Henderson's bloodwood

Scientific classification
- Kingdom: Plantae
- Clade: Tracheophytes
- Clade: Angiosperms
- Clade: Eudicots
- Clade: Rosids
- Order: Myrtales
- Family: Myrtaceae
- Genus: Corymbia
- Species: C. hendersonii
- Binomial name: Corymbia hendersonii K.D.Hill & L.A.S.Johnson
- Synonyms: Eucalyptus hendersonii (K.D.Hill & L.A.S.Johnson) Brooker

= Corymbia hendersonii =

- Genus: Corymbia
- Species: hendersonii
- Authority: K.D.Hill & L.A.S.Johnson
- Synonyms: Eucalyptus hendersonii (K.D.Hill & L.A.S.Johnson) Brooker

Species of plant

Corymbia hendersonii, commonly known as Henderson's bloodwood, is a species of tree that is endemic to Queensland. It has rough, tessellated bark on the trunk and branches, lance-shaped adult leaves, flower buds in groups of seven, creamy white flowers and urn-shaped to barrel-shaped fruit.

==Description==
Corymbia hendersonii is a tree that typically grows to a height of 25 m and forms a lignotuber. It has rough, tessellated bark on the trunk and branches. Young plants and coppice regrowth have linear to narrow lance-shaped leaves that are 42-95 mm long, 7-20 mm wide and paler on the lower surface. Adult leaves are arranged alternately, glossy dark green on the upper surface, much paler below, lance-shaped, 70-170 mm long and 8-30 mm wide, tapering to a petiole 9-26 mm long. The flower buds are arranged on the ends of branchlets on a branched peduncle 2-20 mm long, each branch of the peduncle with seven buds on pedicels 3-19 mm long. Mature buds are oval, 8-12 mm long and 4-6 mm wide with a rounded or conical operculum. Flowering occurs from January to March and the flowers are creamy white. The fruit is a woody urn-shaped to barrel-shaped capsule 17-31 mm long and 14-22 mm wide with the valves enclosed in the fruit.

==Taxonomy and naming==
Corymbia hendersonii was first formally described in 1995 by Ken Hill and Lawrie Johnson from specimens collected by R.J. Henderson and others on the Blackdown Tableland in 1971. The specific epithet (hendersonii) honours the collector of the type specimens.

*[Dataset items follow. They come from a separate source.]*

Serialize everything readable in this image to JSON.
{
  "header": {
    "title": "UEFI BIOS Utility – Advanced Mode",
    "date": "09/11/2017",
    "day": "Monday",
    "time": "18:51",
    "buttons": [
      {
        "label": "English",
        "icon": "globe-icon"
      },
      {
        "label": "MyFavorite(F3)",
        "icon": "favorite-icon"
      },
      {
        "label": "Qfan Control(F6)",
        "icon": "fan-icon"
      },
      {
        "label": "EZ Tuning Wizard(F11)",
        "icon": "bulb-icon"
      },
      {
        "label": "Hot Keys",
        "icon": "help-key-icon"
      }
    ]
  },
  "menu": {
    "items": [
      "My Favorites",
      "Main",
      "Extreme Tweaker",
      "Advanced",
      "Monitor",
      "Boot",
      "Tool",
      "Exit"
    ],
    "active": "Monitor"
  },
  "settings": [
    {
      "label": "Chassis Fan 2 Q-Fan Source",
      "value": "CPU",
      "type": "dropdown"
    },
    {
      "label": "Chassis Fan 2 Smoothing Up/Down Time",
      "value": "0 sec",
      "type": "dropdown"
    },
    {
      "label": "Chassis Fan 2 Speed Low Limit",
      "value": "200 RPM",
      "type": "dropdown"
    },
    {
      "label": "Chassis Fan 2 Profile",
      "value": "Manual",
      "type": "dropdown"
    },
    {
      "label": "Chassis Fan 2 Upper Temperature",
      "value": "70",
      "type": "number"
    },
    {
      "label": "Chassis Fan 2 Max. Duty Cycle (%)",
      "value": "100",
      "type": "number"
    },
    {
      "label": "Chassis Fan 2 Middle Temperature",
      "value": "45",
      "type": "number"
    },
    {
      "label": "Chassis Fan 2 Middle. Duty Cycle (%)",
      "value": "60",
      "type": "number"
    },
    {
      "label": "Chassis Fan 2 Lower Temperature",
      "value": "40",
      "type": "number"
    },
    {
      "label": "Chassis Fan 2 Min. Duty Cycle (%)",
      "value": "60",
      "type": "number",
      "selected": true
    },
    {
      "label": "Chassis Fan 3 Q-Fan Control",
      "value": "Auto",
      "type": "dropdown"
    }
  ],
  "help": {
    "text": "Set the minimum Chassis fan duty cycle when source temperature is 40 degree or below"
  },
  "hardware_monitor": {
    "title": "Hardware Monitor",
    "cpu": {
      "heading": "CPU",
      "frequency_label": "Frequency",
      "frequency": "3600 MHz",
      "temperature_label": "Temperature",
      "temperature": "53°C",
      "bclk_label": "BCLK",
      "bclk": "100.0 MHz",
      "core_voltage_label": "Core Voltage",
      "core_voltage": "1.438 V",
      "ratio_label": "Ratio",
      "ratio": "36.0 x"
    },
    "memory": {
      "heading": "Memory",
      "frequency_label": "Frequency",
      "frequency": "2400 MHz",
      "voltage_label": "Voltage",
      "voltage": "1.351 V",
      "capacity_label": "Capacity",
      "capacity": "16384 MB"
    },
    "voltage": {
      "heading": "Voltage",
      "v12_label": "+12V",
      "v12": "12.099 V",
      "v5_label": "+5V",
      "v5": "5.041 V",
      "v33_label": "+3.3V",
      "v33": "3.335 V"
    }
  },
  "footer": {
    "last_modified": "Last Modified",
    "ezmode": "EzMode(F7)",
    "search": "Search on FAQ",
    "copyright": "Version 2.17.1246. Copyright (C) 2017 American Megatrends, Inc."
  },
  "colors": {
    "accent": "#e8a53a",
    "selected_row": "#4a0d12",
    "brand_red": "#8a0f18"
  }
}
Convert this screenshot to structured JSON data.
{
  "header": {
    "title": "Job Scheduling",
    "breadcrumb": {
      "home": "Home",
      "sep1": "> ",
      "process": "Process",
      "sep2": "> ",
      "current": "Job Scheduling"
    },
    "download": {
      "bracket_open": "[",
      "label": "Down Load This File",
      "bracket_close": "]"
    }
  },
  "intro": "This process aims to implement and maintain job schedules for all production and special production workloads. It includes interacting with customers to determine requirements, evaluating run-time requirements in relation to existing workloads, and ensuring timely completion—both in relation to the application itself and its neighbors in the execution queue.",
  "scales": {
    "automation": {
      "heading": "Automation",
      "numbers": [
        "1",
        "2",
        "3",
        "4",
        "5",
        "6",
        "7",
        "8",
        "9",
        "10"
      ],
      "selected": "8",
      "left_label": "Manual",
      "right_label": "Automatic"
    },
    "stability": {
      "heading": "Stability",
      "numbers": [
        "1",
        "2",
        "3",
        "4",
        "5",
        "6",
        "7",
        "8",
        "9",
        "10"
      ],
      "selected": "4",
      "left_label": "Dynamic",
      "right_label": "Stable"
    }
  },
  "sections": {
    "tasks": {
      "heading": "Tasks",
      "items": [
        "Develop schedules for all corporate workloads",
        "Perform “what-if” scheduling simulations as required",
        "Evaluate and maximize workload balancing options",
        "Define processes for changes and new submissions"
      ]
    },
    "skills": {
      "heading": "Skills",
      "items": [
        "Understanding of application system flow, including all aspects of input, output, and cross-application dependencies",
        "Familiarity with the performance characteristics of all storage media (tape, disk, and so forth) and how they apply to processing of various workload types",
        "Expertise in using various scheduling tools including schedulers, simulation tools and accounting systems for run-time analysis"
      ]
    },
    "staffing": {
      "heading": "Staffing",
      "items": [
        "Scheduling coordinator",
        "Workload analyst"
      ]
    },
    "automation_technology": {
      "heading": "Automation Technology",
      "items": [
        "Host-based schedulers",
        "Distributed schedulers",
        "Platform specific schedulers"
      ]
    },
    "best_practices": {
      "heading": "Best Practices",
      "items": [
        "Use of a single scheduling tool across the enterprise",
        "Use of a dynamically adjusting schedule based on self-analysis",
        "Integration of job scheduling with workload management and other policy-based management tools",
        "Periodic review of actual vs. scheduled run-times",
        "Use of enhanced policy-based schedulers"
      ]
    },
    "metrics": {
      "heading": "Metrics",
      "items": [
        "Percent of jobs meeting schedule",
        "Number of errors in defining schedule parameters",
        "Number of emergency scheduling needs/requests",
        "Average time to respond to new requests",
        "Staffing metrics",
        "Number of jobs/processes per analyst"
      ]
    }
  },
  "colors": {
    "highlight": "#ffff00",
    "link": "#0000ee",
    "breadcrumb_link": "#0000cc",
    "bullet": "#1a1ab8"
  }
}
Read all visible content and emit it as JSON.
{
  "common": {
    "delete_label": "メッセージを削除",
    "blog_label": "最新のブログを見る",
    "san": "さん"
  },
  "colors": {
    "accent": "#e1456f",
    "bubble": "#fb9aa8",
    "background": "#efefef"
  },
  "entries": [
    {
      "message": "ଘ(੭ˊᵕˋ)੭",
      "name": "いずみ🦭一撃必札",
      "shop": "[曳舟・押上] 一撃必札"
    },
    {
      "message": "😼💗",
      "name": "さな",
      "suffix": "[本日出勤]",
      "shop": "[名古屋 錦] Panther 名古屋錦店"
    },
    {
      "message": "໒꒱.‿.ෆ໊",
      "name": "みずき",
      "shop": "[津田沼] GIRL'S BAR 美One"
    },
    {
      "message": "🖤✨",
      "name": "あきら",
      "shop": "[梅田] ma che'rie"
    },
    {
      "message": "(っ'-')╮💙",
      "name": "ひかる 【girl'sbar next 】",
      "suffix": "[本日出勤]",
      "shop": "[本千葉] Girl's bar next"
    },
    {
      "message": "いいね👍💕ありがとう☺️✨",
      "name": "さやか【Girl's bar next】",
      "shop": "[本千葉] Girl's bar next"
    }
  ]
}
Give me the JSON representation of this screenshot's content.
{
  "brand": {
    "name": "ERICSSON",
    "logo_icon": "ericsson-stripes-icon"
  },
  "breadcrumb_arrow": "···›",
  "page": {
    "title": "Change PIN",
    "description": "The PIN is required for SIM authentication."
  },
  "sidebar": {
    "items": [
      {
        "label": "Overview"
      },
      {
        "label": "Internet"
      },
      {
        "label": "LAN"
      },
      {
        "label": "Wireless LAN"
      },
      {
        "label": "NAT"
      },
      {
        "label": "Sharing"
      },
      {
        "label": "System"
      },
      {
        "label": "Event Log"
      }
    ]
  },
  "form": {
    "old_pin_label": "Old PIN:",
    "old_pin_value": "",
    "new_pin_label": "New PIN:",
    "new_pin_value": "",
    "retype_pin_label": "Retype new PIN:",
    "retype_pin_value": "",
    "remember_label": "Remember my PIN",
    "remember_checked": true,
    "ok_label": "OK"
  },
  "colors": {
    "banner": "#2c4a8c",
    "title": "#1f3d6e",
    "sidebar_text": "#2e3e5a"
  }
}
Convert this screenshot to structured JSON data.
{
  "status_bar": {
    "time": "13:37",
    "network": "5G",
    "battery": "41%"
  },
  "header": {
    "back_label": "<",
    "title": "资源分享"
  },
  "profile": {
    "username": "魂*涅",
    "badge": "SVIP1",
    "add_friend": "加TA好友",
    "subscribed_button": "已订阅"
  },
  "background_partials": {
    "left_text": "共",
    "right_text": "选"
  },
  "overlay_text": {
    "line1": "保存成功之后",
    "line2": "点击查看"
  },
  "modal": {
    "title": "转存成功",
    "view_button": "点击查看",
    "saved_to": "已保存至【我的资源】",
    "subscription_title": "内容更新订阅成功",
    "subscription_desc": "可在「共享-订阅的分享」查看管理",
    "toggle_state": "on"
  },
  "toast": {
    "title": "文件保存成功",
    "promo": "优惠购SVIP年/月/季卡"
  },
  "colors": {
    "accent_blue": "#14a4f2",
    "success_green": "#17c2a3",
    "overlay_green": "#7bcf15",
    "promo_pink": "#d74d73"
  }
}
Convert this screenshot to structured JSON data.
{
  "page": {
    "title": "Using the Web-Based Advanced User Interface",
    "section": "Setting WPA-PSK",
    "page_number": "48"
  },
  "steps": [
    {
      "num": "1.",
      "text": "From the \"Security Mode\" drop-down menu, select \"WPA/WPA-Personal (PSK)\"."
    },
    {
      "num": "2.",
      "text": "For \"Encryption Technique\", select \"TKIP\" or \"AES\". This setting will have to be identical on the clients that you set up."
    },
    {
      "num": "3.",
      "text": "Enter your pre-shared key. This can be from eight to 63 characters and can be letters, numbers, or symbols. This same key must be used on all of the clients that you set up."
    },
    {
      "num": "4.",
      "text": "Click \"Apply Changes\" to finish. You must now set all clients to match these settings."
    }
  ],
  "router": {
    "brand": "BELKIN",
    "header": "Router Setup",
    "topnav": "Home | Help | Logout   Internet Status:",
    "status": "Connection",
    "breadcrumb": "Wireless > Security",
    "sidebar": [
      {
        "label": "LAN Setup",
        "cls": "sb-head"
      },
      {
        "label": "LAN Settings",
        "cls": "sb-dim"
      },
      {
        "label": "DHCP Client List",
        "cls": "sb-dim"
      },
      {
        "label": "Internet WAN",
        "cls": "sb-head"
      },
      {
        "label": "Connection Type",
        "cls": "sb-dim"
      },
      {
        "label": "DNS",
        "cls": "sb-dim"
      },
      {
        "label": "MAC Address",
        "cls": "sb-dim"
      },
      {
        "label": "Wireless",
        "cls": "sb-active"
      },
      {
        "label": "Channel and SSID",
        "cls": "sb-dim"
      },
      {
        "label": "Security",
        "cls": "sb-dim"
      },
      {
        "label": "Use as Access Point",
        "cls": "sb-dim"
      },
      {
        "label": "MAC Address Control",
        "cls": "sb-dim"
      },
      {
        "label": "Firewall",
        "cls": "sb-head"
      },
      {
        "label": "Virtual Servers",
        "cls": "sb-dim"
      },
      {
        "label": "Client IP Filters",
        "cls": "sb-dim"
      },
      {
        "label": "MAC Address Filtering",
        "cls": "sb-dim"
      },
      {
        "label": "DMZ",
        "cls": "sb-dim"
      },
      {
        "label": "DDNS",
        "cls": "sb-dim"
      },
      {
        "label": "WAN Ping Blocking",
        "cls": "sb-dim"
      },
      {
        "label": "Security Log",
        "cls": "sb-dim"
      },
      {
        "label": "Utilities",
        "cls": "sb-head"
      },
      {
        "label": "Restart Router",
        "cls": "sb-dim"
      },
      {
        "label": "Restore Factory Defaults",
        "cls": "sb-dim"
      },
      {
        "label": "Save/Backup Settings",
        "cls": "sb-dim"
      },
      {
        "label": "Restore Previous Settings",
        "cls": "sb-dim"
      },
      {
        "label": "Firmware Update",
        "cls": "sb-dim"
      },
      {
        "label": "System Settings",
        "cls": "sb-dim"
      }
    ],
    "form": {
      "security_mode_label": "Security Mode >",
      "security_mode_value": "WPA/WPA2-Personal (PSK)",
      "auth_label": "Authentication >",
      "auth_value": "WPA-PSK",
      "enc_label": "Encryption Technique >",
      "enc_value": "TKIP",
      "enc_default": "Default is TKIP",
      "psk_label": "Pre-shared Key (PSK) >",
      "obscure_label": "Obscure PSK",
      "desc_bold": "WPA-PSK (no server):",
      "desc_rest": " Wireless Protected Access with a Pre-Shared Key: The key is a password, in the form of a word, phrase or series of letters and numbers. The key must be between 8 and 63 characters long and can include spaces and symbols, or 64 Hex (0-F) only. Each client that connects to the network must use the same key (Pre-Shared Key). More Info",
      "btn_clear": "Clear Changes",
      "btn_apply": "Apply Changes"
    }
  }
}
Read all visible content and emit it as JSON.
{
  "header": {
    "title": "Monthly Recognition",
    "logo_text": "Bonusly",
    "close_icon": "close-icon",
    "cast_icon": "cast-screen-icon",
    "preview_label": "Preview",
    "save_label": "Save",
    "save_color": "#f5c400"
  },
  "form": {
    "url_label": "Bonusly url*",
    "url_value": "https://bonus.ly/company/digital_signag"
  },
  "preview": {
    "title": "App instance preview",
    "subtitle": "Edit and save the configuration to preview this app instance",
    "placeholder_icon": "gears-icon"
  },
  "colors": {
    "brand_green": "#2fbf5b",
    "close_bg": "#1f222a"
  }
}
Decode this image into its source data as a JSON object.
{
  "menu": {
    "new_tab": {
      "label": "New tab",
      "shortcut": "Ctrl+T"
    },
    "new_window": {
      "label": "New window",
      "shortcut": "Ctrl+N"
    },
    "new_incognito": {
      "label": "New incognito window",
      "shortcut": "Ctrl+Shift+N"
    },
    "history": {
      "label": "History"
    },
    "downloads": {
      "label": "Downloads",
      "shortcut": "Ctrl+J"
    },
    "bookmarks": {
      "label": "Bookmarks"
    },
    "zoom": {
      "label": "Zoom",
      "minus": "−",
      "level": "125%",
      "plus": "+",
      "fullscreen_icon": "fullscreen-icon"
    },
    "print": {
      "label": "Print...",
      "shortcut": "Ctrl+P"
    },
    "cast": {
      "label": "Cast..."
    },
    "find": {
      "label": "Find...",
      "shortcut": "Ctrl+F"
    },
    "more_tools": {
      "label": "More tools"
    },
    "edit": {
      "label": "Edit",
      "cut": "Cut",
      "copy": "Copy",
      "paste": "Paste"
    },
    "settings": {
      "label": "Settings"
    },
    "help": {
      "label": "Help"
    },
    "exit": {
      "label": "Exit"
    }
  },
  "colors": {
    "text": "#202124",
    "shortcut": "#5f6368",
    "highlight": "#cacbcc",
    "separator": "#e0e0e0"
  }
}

==Distribution and habitat==
This eucalypt grows with others, usually on rocky slopes and ridges on the Blackdown Tableland, the Carnarvon Range west of Rockhampton and south the Cracow.

==Conservation status==
Henderson's bloodwood is listed as of "least concern" under the Queensland Government Nature Conservation Act 1992.